14 okt 2022 – Nieuwe parel

We kenden al Ruttes zinnetje “Daar heb ik geen actieve herinnering aan.” Te pas en te onpas gebruikte de premier deze woorden om uit de politieke problemen te blijven. Ondertussen druppelt het zinnetje al door naar dagelijks taalgebruik, op het werk lachen collega’s tegen elkaar dat ze geen actieve herinnering hebben wanneer er een lastige vraag wordt gesteld.

Deze week reeg Rutte weer een nieuwe parel aan zijn ketting van nietszeggendheid: “Dat kan ik nu niet reconstrueren.” In het verhoor van de parlementaire enquêtecommissie naar de gaswinning in Groningen maakte Rutte zich er, ondanks een grote stapel papieren voor zijn neus, makkelijk van af.

Rutte weet goed dat dit soort woorden in mondelinge communicatie dodelijk zijn voor een gesprek. Je kan iemand immers niet verwijten dat hij zich iets niet herinnert. En beweren dat hij liegt loopt uit op welles-nietes. Dat werkt evenzo als Rutte zegt dat hij iets niet kan. Tja, iedereen heeft wel iets dat hij niet kan. Einde gesprek.

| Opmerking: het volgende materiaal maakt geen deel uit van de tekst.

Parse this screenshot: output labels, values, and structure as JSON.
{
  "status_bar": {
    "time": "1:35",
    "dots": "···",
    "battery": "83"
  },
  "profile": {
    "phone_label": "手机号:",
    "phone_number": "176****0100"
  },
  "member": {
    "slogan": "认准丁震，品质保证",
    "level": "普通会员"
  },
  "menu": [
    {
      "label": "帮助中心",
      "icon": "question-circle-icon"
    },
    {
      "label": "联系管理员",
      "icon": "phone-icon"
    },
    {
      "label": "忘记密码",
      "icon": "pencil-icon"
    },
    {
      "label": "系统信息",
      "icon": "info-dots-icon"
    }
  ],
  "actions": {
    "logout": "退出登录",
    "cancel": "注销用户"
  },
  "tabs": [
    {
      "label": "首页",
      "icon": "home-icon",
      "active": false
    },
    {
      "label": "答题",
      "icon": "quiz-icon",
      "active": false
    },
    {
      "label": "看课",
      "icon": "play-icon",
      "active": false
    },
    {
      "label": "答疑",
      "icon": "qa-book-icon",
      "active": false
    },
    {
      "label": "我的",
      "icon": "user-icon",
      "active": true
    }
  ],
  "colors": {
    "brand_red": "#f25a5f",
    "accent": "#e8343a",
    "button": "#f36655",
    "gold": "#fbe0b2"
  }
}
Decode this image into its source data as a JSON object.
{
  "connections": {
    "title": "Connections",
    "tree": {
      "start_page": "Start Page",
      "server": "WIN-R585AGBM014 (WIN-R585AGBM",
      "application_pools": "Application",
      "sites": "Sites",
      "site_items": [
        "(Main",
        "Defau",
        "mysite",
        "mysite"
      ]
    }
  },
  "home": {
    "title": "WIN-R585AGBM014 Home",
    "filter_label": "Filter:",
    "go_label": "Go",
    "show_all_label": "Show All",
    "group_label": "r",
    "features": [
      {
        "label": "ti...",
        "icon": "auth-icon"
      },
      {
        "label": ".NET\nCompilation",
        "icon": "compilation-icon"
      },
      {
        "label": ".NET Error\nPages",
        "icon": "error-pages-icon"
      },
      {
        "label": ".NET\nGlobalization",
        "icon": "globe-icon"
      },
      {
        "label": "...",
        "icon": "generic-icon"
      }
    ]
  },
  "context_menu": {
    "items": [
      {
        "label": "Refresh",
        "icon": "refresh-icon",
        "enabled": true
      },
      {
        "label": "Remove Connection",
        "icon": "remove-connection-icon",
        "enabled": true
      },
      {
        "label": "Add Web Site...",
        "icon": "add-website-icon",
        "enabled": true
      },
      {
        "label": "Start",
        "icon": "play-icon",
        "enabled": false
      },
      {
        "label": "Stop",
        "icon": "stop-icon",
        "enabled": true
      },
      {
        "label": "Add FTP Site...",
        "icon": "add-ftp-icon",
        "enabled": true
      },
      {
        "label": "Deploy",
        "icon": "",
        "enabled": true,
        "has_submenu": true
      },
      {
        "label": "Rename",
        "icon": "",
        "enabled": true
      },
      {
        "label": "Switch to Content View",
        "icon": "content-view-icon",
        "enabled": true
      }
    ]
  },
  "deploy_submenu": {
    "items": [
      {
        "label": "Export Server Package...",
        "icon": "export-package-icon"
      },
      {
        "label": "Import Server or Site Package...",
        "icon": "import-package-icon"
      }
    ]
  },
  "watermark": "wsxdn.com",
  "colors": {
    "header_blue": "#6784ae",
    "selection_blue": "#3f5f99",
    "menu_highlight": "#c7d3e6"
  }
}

In het dagelijks taalgebruik noem je dat een dooddoener. In mijn vak hebben we het over kapotargumenteren. Je gebruikt bewust die argumenten in een discussie waarvan je weet dat de ander er niets mee kan.

Let ook op de subtiele woordjes: geen actieve herinnering. Als ik mijn best doe en diep graaf, weet ik het misschien toch wel. Ik kan het nu niet. Misschien op een ander moment wel. Maar ja, daar vraagt u me allemaal niet naar.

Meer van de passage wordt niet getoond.